The goal of our lab is to use genetic approaches to dissect novel antimicrobial peptide (AMP) signaling in host-microbe interactions and inflammatory diseases.
Project 1: Defensin signaling in psoriasis
Defensin levels are very high in psoriatic lesions and are biomarkers for psoriasis. In healthy skin, these peptides serve as a defense mechanism to prevent skin infections. In psoriasis patients, however, the levels of defensins are abnormally high without any infections. We found that defensins are important pro-inflammatory factors in the development of psoriasis and cause psoriatic itch. The objective for this project is to figure out exactly which immune cells and sensory neurons respond to defensins, and to identify cell surface receptors for defensins as potential therapeutic targets for psoriasis.

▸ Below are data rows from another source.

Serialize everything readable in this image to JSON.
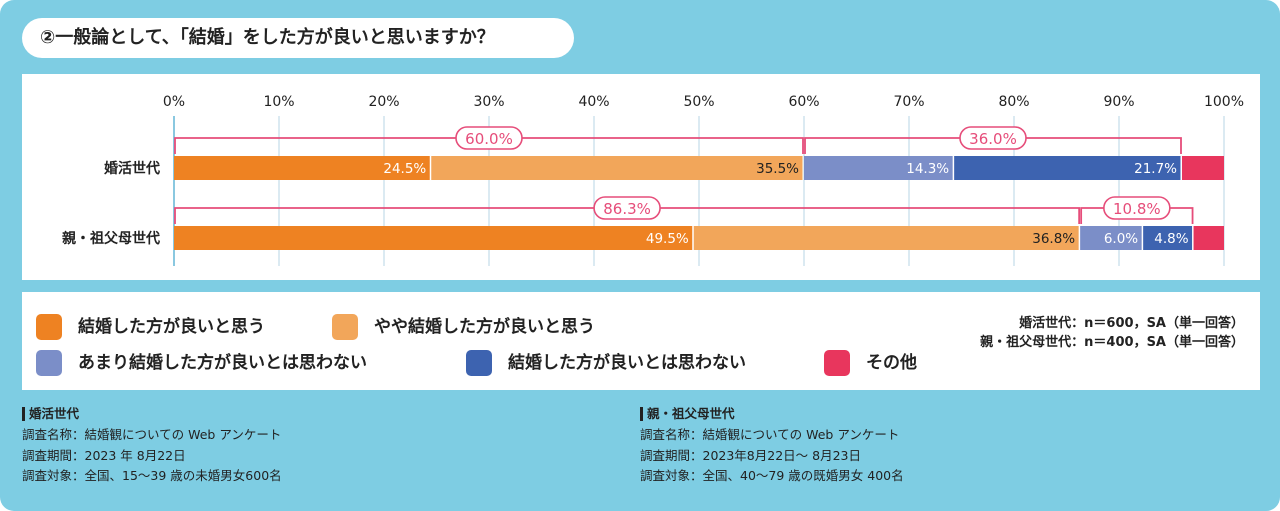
{
  "title": "②一般論として、「結婚」をした方が良いと思いますか？",
  "colors": {
    "strong_yes": "#ee8222",
    "yes": "#f2a65a",
    "no": "#7b8ec8",
    "strong_no": "#3d63b0",
    "other": "#e8365d",
    "bracket": "#e64d7a",
    "background": "#7ecde3"
  },
  "chart_data": {
    "type": "bar",
    "orientation": "horizontal",
    "stacked": true,
    "xlim": [
      0,
      100
    ],
    "x_ticks": [
      "0%",
      "10%",
      "20%",
      "30%",
      "40%",
      "50%",
      "60%",
      "70%",
      "80%",
      "90%",
      "100%"
    ],
    "categories": [
      "婚活世代",
      "親・祖父母世代"
    ],
    "series": [
      {
        "name": "結婚した方が良いと思う",
        "values": [
          24.5,
          49.5
        ],
        "labels": [
          "24.5%",
          "49.5%"
        ]
      },
      {
        "name": "やや結婚した方が良いと思う",
        "values": [
          35.5,
          36.8
        ],
        "labels": [
          "35.5%",
          "36.8%"
        ]
      },
      {
        "name": "あまり結婚した方が良いとは思わない",
        "values": [
          14.3,
          6.0
        ],
        "labels": [
          "14.3%",
          "6.0%"
        ]
      },
      {
        "name": "結婚した方が良いとは思わない",
        "values": [
          21.7,
          4.8
        ],
        "labels": [
          "21.7%",
          "4.8%"
        ]
      },
      {
        "name": "その他",
        "values": [
          4.0,
          2.9
        ],
        "labels": [
          "",
          ""
        ]
      }
    ],
    "brackets": [
      [
        {
          "from": 0,
          "to": 60.0,
          "label": "60.0%"
        },
        {
          "from": 60.0,
          "to": 96.0,
          "label": "36.0%"
        }
      ],
      [
        {
          "from": 0,
          "to": 86.3,
          "label": "86.3%"
        },
        {
          "from": 86.3,
          "to": 97.1,
          "label": "10.8%"
        }
      ]
    ]
  },
  "legend": [
    {
      "label": "結婚した方が良いと思う",
      "color_key": "strong_yes"
    },
    {
      "label": "やや結婚した方が良いと思う",
      "color_key": "yes"
    },
    {
      "label": "あまり結婚した方が良いとは思わない",
      "color_key": "no"
    },
    {
      "label": "結婚した方が良いとは思わない",
      "color_key": "strong_no"
    },
    {
      "label": "その他",
      "color_key": "other"
    }
  ],
  "sample_notes": {
    "line1": "婚活世代：n＝600，SA（単一回答）",
    "line2": "親・祖父母世代：n＝400，SA（単一回答）"
  },
  "sources": {
    "left": {
      "heading": "婚活世代",
      "name": "調査名称：結婚観についての Web アンケート",
      "period": "調査期間：2023 年 8月22日",
      "target": "調査対象：全国、15～39 歳の未婚男女600名"
    },
    "right": {
      "heading": "親・祖父母世代",
      "name": "調査名称：結婚観についての Web アンケート",
      "period": "調査期間：2023年8月22日～ 8月23日",
      "target": "調査対象：全国、40～79 歳の既婚男女 400名"
    }
  }
}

Project 2: Microbe-host interaction between Staphylococcus aureus and the mammalian defensin system
S. aureus is the most common cause of skin infections. When the skin gets infected, keratinocytes rapidly release defensins in response to infections. We will combine transcriptomics analyses, in vivo imaging, and mammalian and bacterial genetics to reveal how S. aureus copes with defensins and defensin-regulated immunity.

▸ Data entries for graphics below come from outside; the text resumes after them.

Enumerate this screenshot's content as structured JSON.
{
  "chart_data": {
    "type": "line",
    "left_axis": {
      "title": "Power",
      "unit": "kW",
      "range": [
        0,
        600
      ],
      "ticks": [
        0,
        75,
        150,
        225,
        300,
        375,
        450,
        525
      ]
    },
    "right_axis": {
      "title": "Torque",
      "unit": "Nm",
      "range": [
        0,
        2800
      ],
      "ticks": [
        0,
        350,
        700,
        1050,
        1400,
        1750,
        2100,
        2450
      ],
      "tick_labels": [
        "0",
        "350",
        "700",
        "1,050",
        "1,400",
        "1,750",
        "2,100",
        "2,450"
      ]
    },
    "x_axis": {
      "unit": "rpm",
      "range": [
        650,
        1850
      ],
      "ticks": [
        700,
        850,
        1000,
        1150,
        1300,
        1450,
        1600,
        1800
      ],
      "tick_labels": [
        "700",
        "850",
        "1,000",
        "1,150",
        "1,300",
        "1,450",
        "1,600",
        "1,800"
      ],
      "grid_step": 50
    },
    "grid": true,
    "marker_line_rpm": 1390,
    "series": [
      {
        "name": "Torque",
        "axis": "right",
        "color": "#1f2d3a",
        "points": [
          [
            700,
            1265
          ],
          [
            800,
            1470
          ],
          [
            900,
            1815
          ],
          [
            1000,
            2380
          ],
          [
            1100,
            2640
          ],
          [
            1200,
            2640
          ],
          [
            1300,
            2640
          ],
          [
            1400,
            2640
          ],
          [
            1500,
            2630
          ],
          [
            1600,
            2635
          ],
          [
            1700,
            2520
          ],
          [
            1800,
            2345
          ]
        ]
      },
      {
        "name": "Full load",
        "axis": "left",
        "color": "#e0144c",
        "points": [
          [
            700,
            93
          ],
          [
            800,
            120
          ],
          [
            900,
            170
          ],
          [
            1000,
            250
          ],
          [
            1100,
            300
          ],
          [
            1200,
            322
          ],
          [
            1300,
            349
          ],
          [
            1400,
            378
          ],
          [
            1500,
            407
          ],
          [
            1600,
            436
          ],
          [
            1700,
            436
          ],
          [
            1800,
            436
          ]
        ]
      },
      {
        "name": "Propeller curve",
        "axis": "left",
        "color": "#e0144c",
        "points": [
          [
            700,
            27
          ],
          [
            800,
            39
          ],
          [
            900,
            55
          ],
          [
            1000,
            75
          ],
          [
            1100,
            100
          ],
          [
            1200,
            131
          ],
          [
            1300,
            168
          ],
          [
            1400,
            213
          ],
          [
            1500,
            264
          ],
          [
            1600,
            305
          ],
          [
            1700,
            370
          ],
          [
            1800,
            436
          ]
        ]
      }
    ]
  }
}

Project 3: Antimicrobial peptides in urinary tract infections
Urinary tract infections (UTIs) are among the most common and most painful bacterial infections, yet microbe-host interactions in the bladder and urinary tracts are severely understudied. Defensins are theorized to be a key component of the bladder innate immune system, and our research using novel mouse genetic tools aims to reveal exactly how these AMPs interact with the urinary microbiome, immune cells, and sensory neurons. Our goal is to identify defensin receptors on every defensin-responsive cell type, and to understand how each cell type contributes to bladder immunity or pathology during UTIs.